Le Lustre de la Soie Exprimé sur un Cadran
Lorsque l'ultrafin Gunma-Hoso est tissé en étoffe, il produit un lustre encore plus délicat et profond, avec une lueur élégante évoquant le platine. Le tissu semble presque émettre de la lumière de l'intérieur. Inspiré par cette beauté, Seiko a créé la Classic Series Presage « Tomioka Silk Promotion Organization » Limited Edition. Le cadran présente un motif nouvellement développé qui évoque le drapé gracieux des textiles de soie. Alors que le motif aux ondulations douces capte la lumière, de riches ombres et une profondeur apparaissent sur toute la surface.

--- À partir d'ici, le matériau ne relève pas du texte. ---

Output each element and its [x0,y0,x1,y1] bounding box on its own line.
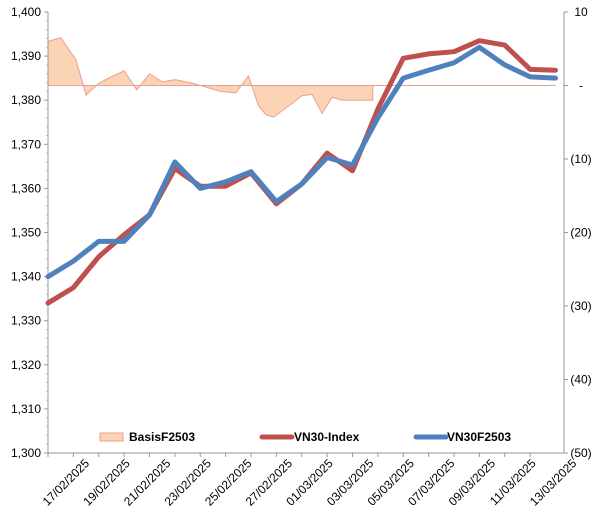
basis-area [47,37,374,118]
basis-area-layer [47,37,556,118]
y-left-tick-label: 1,340 [11,270,41,284]
y-left-tick-label: 1,370 [11,137,41,151]
y-left-tick-label: 1,300 [11,446,41,460]
legend-swatch-basis [99,432,124,442]
legend: BasisF2503 VN30-Index VN30F2503 [99,430,511,444]
y-left-tick-label: 1,330 [11,314,41,328]
y-left-tick-label: 1,350 [11,226,41,240]
y-left-tick-label: 1,320 [11,358,41,372]
y-left-tick-label: 1,310 [11,402,41,416]
y-right-tick-label: (30) [570,299,591,313]
y-left-tick-label: 1,390 [11,49,41,63]
y-right-tick-label: 10 [574,5,588,19]
legend-label-vn30f2503: VN30F2503 [447,430,511,444]
series-lines-layer [45,38,558,306]
y-right-tick-label: (50) [570,446,591,460]
legend-label-vn30-index: VN30-Index [294,430,360,444]
y-right-tick-label: (40) [570,373,591,387]
y-right-tick-label: (10) [570,152,591,166]
y-left-tick-label: 1,400 [11,5,41,19]
legend-label-basis: BasisF2503 [129,430,195,444]
y-right-tick-label: - [579,79,583,93]
vn30f2503-line [45,44,558,280]
y-left-tick-label: 1,380 [11,93,41,107]
y-left-tick-label: 1,360 [11,181,41,195]
y-right-tick-label: (20) [570,226,591,240]
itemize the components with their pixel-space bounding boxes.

Un revêtement nacré rehausse encore le cadran, créant une transparence et une profondeur de brillance évoquant un tissu tissé à partir de soie Gunma-Hoso. Tenant la montre dans sa main, Sheila Cliffe réfléchit tranquillement :
« Il exprime le lustre et la souplesse de la plus fine soie Gunma-Hoso, ainsi que le riche jeu de lumière créé par son drapé finement tissé. »
Transmettre la beauté du Japon
Un boîtier couleur or rose rehausse la blancheur raffinée et l'éclat délicat du cadran. Avec un boîtier de taille intermédiaire de 38 mm, la montre offre une présence équilibrée au poignet.
Le cadran délicatement galbé est associé à des aiguilles qui en épousent le contour, reflétant un sens raffiné de l'artisanat japonais.Le bracelet en cuir marron foncé évoque l'architecture en briques rouges de la Tomioka Silk Mill.
Tissée d'histoire et de savoir-faire, cette montre limited-edition incarne une dignité discrète et une expression de l'esthétique japonaise conçue pour être portée et appréciée au fil du temps.